Mark, 94, lived in the village of Norschaping with his family when the Nazi-aligned Hungarian government took control of portions of Czechoslovakia.
“That’s when everything changed,” said Mark. “They copied the German Nazis and the first thing they did were taking away Jewish people, it was terrible times.”
Mark hid his family’s jewelry and money in a jar in their backyard before his family was taken to smaller camps in nearby cities, transported in cattle cars by train. Without his bearings, Mark had to ask his fellow prisoners where they were when they had arrived.
“That’s the time we were told we were in Auschwitz,” said Mark. “We asked what we were smelling from the chimneys and the prisoners who were there before us said all of those who were selected, now they went to the gas chamber and now they’re burning their bodies and that’s what you see and smell.”

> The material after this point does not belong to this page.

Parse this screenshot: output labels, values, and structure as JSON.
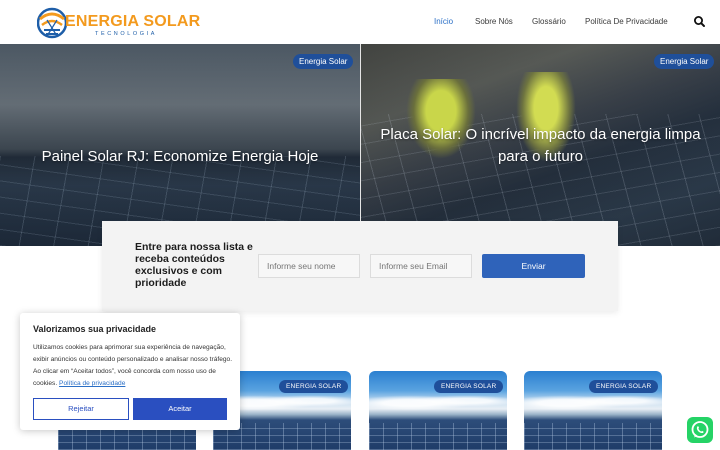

Sometime during the late winter months of 1945, Mark says that he and his fellow survivors were liberated by the American army who discovered them emaciated, cold and weak abandoned by the fleeing German soldiers. Sadly, his father, who had been with him and his group, did not make it. After a long journey home, which took him through the ruins of villages, Mark waited to hear the fate of his mother. Decades later, Mark would visit his mother’s grave two hours north of Stockholm, Sweden; she had died on Sept. 11, 1945.
“To this day I say there are no words what we went through,” said Mark. “I did keep saying, ‘how can civilized people do this? What was their crime?’ To this day I don’t understand.”
Mark has been married to his wife Sally for 65 years. During our interview, she reminded him of the recurring dream he had while performing manual labor for the Germans.
“I was dreaming, dear god, that I would be a bird and fly away and be free again,” said Mark.
Mark recently spoke to an audience at Point Mugu Naval Air Station and, like Knopfler, says that he is more than willing to speak to anyone who will listen regarding his experiences. When asked how many family members Mark lost during the Holocaust, he said that he was unsure because there were “so many.”
Knopfler’s book, I Am Still Here: My Mother’s Voice, was released in 2007 and is available on Amazon. Knopfler’s mother, Pepi Deutsch, died at the age of 101.